Effect of high sustained +Gz stress on myocardial mitochondrial ultrastructure, respiratory function, and antioxidant capacity in rats.

Exposure to high sustained positive acceleration (+Gz) is known to have a pathophysiological effect on the heart of the rat. As critical regulators of cardiac myocyte survival and death, mitochondria may be crucially involved in +Gz-induced pathogenesis. It was, therefore, of interest to investigate myocardial mitochondrial ultrastructure, respiratory function, and antioxidant capacity in rats after exposure to +10 Gz for 5 min. The results showed that high +Gz stress could damage mitochondrial ultrastructure; this was apparent from swollen, degenerated, and reduced mitochondria, and mitochondrial cristae broken or disappeared.
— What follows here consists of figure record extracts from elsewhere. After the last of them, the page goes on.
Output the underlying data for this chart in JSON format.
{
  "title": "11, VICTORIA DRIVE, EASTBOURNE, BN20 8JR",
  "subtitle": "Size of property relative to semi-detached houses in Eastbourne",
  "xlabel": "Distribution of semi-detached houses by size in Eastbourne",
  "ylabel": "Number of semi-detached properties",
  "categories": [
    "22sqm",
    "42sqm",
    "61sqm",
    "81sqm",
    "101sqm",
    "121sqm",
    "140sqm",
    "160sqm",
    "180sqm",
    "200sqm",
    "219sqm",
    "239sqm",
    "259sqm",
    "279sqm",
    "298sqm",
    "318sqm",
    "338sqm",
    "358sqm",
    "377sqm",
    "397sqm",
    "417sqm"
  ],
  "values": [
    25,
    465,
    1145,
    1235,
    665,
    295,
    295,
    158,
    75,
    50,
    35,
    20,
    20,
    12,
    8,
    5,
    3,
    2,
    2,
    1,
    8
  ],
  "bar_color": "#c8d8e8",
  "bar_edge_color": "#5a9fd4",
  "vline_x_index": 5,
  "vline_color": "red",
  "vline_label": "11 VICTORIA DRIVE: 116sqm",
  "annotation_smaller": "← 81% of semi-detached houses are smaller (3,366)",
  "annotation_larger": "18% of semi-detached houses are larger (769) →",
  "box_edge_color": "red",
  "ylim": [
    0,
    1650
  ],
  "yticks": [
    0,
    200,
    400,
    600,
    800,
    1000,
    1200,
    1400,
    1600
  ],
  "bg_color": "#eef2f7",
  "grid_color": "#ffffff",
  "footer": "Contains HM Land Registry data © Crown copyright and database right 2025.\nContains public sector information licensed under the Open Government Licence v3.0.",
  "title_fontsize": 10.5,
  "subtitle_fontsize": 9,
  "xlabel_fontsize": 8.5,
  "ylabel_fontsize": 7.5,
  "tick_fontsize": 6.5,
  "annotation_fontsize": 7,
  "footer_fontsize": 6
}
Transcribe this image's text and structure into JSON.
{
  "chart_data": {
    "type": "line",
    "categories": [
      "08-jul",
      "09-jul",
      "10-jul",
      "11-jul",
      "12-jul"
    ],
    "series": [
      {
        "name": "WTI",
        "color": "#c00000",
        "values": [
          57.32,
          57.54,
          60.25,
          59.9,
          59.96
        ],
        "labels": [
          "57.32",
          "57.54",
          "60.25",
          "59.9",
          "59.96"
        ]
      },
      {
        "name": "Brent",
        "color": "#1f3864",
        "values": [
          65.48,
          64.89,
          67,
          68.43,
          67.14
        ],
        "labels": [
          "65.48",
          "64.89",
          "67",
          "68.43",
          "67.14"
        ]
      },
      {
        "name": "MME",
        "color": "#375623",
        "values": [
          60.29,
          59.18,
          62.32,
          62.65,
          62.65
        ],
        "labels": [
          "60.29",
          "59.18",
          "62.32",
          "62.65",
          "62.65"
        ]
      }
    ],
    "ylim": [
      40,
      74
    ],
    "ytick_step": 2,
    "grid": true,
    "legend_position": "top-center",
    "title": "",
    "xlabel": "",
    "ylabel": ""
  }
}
This resulted in significant changes of quantitative indicators of mitochondria morphometry, for example increased surface density, volume density, average volume, and average surface area, and reduced numerical density. The studies also revealed that exposure to +Gz stress induced dysfunction of the mitochondrial respiratory chain, reduced the activity of antioxidant enzymes (catalase, superoxide dismutase, and glutathione peroxidase), and increased malondialdehyde content. We thus conclude that high +Gz stress not only damaged mitochondrial ultrastructure but also impaired respiratory function and antioxidant capacity.